IJWBAA [eej-wah] is a Filipino digital artist and the first Filipino recognized in the Techspressionism movement. He is a neologist and the originator of Decolonial Minimalism—an art movement that reclaims minimalism through ancestral memory and cultural reawakening. His works, compiled in two volumes of I Just Wannabe an Artist, have been recognized, officially archived, cataloged, and made available in the collections of the Gallerie degli Uffizi, Museo Reina Sofía, the National Museum of the Philippines, Getty Research Institute, and other prominent cultural institutions worldwide.


inabal

inabal

Decolonial Minimalism Founding Work (Culture - Habi)

Size: 1400 x 1400 pixels

Medium: Digital Art

Artist: IJWBAA

Year: 2025

Description:

Vibrant yet measured, this inabal textile unfurls in rhythmic sequences of geometry—zigzags, chevrons, and lozenges—woven with ancestral intent and ceremonial precision. Each band pulses with chromatic command: red, ochre, black, and earth-toned whites converge as a woven cosmogram.

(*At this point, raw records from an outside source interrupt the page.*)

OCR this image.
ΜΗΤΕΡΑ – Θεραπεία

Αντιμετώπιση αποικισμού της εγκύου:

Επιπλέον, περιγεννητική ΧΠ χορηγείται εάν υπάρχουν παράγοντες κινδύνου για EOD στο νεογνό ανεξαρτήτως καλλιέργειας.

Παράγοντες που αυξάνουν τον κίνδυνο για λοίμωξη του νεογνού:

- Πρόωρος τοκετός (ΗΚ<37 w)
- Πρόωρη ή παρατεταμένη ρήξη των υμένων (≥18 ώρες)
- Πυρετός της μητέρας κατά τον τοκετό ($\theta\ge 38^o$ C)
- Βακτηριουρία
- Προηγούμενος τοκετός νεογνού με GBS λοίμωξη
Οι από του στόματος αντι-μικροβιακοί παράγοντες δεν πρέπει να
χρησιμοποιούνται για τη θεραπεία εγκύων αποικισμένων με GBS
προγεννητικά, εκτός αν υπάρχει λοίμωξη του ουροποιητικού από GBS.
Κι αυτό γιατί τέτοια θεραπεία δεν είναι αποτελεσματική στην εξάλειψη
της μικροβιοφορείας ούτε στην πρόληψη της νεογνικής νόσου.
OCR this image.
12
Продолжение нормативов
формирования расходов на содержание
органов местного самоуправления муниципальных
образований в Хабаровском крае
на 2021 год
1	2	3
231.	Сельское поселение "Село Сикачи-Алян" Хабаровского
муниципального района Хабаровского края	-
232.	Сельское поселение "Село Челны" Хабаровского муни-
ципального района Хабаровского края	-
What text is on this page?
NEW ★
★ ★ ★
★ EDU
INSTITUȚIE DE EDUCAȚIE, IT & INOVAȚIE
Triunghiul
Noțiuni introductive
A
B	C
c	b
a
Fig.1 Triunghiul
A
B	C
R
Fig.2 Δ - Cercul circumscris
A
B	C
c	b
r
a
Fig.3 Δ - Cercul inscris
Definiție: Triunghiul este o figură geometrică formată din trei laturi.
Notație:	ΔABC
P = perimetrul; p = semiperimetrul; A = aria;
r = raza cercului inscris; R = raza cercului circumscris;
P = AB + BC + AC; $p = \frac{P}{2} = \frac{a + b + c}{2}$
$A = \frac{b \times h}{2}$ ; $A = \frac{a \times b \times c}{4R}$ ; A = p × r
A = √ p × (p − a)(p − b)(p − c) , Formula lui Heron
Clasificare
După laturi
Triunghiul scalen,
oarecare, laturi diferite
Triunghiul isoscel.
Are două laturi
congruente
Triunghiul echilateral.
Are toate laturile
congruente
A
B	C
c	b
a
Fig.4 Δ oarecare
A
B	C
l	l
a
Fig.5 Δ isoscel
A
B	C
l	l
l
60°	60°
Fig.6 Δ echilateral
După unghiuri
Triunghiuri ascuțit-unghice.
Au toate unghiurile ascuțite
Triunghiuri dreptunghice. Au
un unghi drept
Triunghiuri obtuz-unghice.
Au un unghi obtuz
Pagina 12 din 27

Repetition here is not mere pattern; it is invocation—each motif a vessel of memory, each hue a passage through ancestral time.

Inabal is not simply woven material; it is ceremony in fiber, sovereignty in thread. Crafted by Bagobo artisans on backstrap looms, its structure holds more than form—it holds worldview. The palette is not decorative whim but cosmological compass: it mirrors terrain, ritual, warfare, and kinship. This cloth doesn’t speak—it chants, encoded with spiritual and social order, surviving dispossession through intricate devotion.

Through the lens of decolonial minimalism, inabal emerges not as embellishment but as epistemology. Ornament becomes philosophy. In its visual strictness lies a generosity of meaning—mapping belief systems, land stewardship, and embodied time across the warp and weft. What may appear as abstraction is, in truth, sovereignty made visible.